I like supporting our local businesses as much as possible even if it means paying more.

We do have a GFS here but I've never shopped there.

Thank you for your input!!!


----------



## buddhageek (Jan 31, 2014)

I also recommend GFS (not just because I work there either). If you can buy directly from a farmer that is always best. The closer one can get to the source the better as far as I'm concerned. I've never been in Byron Center Meats but I've only heard good things. I sent a message to you all on Facebook about getting pork belly to try making my own bacon but never got a reply. Do you sell that?


----------



## johnbphotos (Jan 31, 2014)

Byron Center Meats does sell Pork Belly but on special order only. It takes them 2-3 days to get it and it runs around $3 per pound


----------



## buddhageek (Jan 31, 2014)

OK, thanks! I'll know where to go when I'm ready to tackle that project.


----------



## johnbphotos (Jan 31, 2014)

I'm still trying to find Beef Cheek for some Barbacoa. They were nice enough to give me a number for the slaughter house.
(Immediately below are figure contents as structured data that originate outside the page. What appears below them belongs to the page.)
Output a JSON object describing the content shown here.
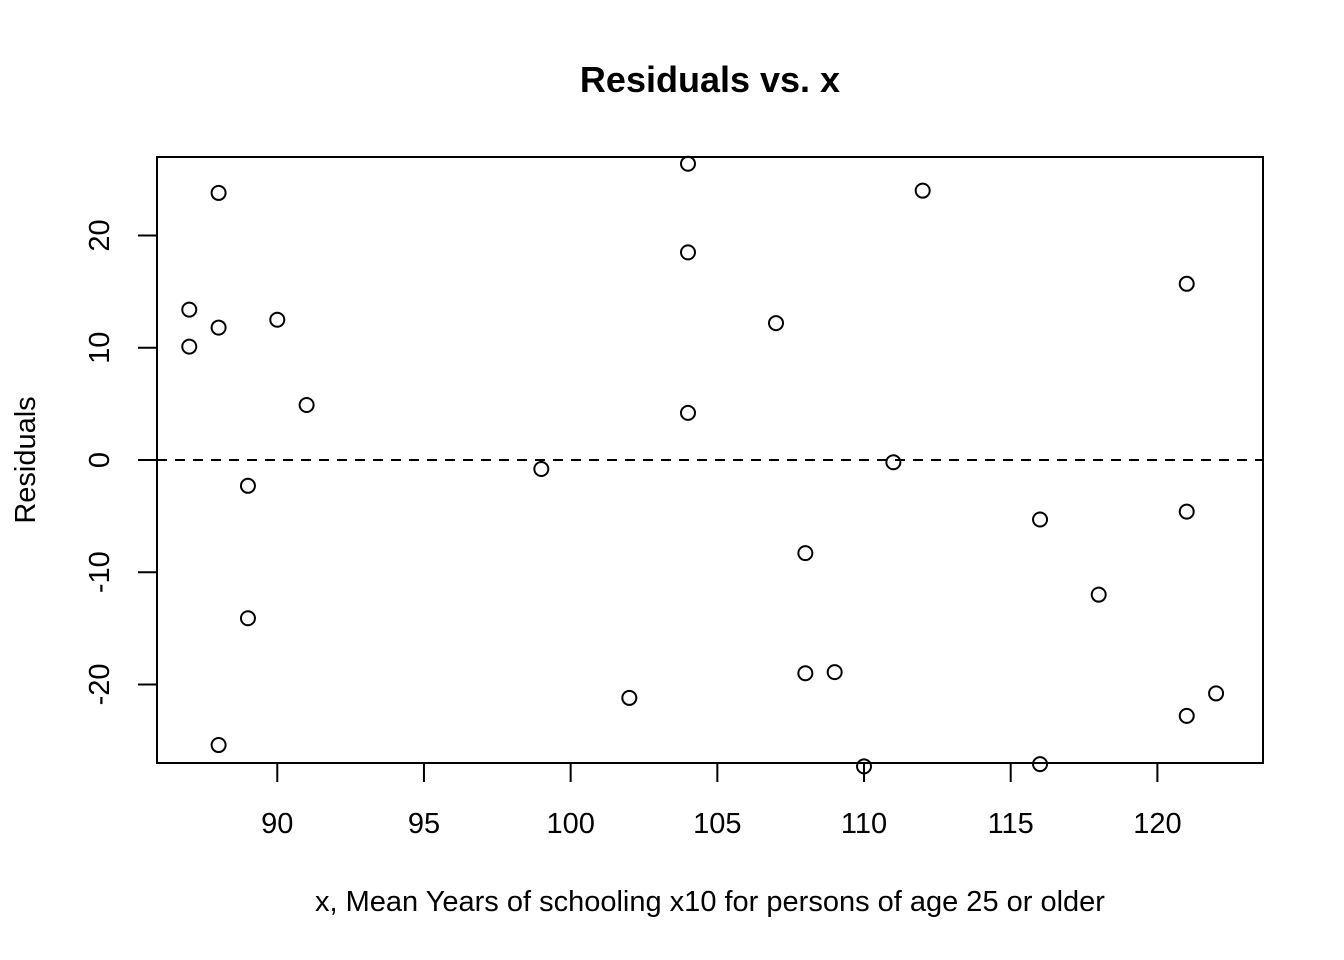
{
  "chart_data": {
    "type": "scatter",
    "title": "Residuals vs. x",
    "xlabel": "x, Mean Years of schooling x10 for persons of age 25 or older",
    "ylabel": "Residuals",
    "xlim": [
      85.9,
      123.6
    ],
    "ylim": [
      -27,
      27
    ],
    "xticks": [
      90,
      95,
      100,
      105,
      110,
      115,
      120
    ],
    "xtick_labels": [
      "90",
      "95",
      "100",
      "105",
      "110",
      "115",
      "120"
    ],
    "yticks": [
      -20,
      -10,
      0,
      10,
      20
    ],
    "ytick_labels": [
      "-20",
      "-10",
      "0",
      "10",
      "20"
    ],
    "reference_line": {
      "y": 0,
      "style": "dashed"
    },
    "grid": false,
    "marker": "open-circle",
    "points": [
      {
        "x": 87,
        "y": 13.4
      },
      {
        "x": 87,
        "y": 10.1
      },
      {
        "x": 88,
        "y": 23.8
      },
      {
        "x": 88,
        "y": 11.8
      },
      {
        "x": 88,
        "y": -25.4
      },
      {
        "x": 89,
        "y": -2.3
      },
      {
        "x": 89,
        "y": -14.1
      },
      {
        "x": 90,
        "y": 12.5
      },
      {
        "x": 91,
        "y": 4.9
      },
      {
        "x": 99,
        "y": -0.8
      },
      {
        "x": 102,
        "y": -21.2
      },
      {
        "x": 104,
        "y": 26.4
      },
      {
        "x": 104,
        "y": 18.5
      },
      {
        "x": 104,
        "y": 4.2
      },
      {
        "x": 107,
        "y": 12.2
      },
      {
        "x": 108,
        "y": -8.3
      },
      {
        "x": 108,
        "y": -19.0
      },
      {
        "x": 109,
        "y": -18.9
      },
      {
        "x": 110,
        "y": -27.3
      },
      {
        "x": 111,
        "y": -0.2
      },
      {
        "x": 112,
        "y": 24.0
      },
      {
        "x": 116,
        "y": -5.3
      },
      {
        "x": 116,
        "y": -27.1
      },
      {
        "x": 118,
        "y": -12.0
      },
      {
        "x": 121,
        "y": 15.7
      },
      {
        "x": 121,
        "y": -4.6
      },
      {
        "x": 121,
        "y": -22.8
      },
      {
        "x": 122,
        "y": -20.8
      }
    ]
  }
}
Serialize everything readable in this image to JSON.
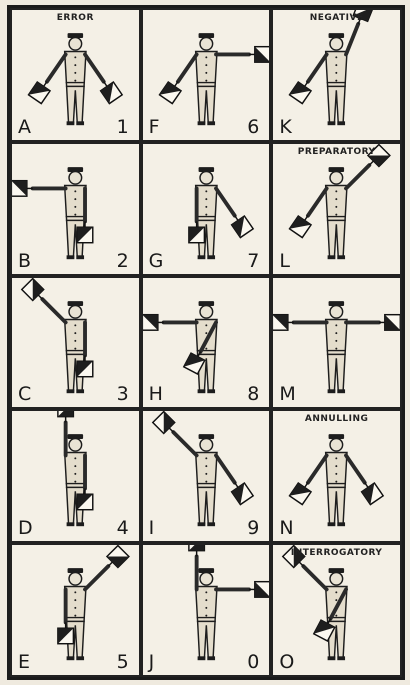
{
  "signals": [
    {
      "letter": "A",
      "number": "1",
      "caption": "ERROR",
      "flags": {
        "left": "down-left",
        "right": "down-right"
      }
    },
    {
      "letter": "F",
      "number": "6",
      "caption": "",
      "flags": {
        "left": "down-left",
        "right": "horizontal-right"
      }
    },
    {
      "letter": "K",
      "number": "",
      "caption": "NEGATIVE",
      "flags": {
        "left": "down-left",
        "right": "up-right"
      }
    },
    {
      "letter": "B",
      "number": "2",
      "caption": "",
      "flags": {
        "left": "horizontal-left",
        "right": "down"
      }
    },
    {
      "letter": "G",
      "number": "7",
      "caption": "",
      "flags": {
        "left": "down",
        "right": "down-right"
      }
    },
    {
      "letter": "L",
      "number": "",
      "caption": "PREPARATORY",
      "flags": {
        "left": "down-left",
        "right": "high-right"
      }
    },
    {
      "letter": "C",
      "number": "3",
      "caption": "",
      "flags": {
        "left": "high-left",
        "right": "down"
      }
    },
    {
      "letter": "H",
      "number": "8",
      "caption": "",
      "flags": {
        "left": "horizontal-left",
        "right": "across-down"
      }
    },
    {
      "letter": "M",
      "number": "",
      "caption": "",
      "flags": {
        "left": "horizontal-left",
        "right": "horizontal-right"
      }
    },
    {
      "letter": "D",
      "number": "4",
      "caption": "",
      "flags": {
        "left": "up",
        "right": "down"
      }
    },
    {
      "letter": "I",
      "number": "9",
      "caption": "",
      "flags": {
        "left": "high-left",
        "right": "down-right"
      }
    },
    {
      "letter": "N",
      "number": "",
      "caption": "ANNULLING",
      "flags": {
        "left": "down-left",
        "right": "down-right"
      }
    },
    {
      "letter": "E",
      "number": "5",
      "caption": "",
      "flags": {
        "left": "down",
        "right": "high-right"
      }
    },
    {
      "letter": "J",
      "number": "0",
      "caption": "",
      "flags": {
        "left": "up",
        "right": "horizontal-right"
      }
    },
    {
      "letter": "O",
      "number": "",
      "caption": "INTERROGATORY",
      "flags": {
        "left": "high-left",
        "right": "across-down"
      }
    }
  ]
}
West Michigan Beef 616-669-1212


----------



## kbrower11 (Aug 9, 2015)

I buy most of my meat that I smoke from a local butcher.  I live in Zeeland, so I use "Bob's Butcher Block" for my meat.

Happy smoking!


----------



## b-one (Aug 9, 2015)

The GFS on 28th is carrying Tri tip around $5# last pack I bought had six in it. I usally get my meat at GFS as in there a couple times a week anyways. If you like to spend there's a shop in Easttown called EA Brady's,it's on lake drive and  they carry some great looking meat I believe it's pasture raised last time I stopped there bone in strips were $29.99# but they looked great. I'll stick to a little cheaper meat I would hate to get spoiled on the good stuff.


----------



## kenn1320 (Aug 10, 2015)

Im also looking for a good place in the Howell area. I am done buying what looks to be good meat from Walmart/Meijer only to cook it and end up with mostly fat. Im talking roasts and larger cuts of meat, where you cant tell what you have till you cut into it.


----------



## rsnovi (Aug 10, 2015)

In my experience it seems like regular pork is pork to me.  I know there are some premium types of hogs which I have never tried, but I don't seem to find a lot of variation in taste between the local butcher and Meijer.  Beef on the other hand seems to be the exact opposite.  I find a big difference between a local butcher and the big grocery stores.

These are the places that I have found to provide good meats in my area:

- Jerry's Market - Tecumseh, MI (my goto place to stock the freezer)

- A&A - Jackson, MI

- Beef Barn - Jackson, MI

- Prime Cuts - Jackson, MI

- Manchester Market - Manchester, MI


----------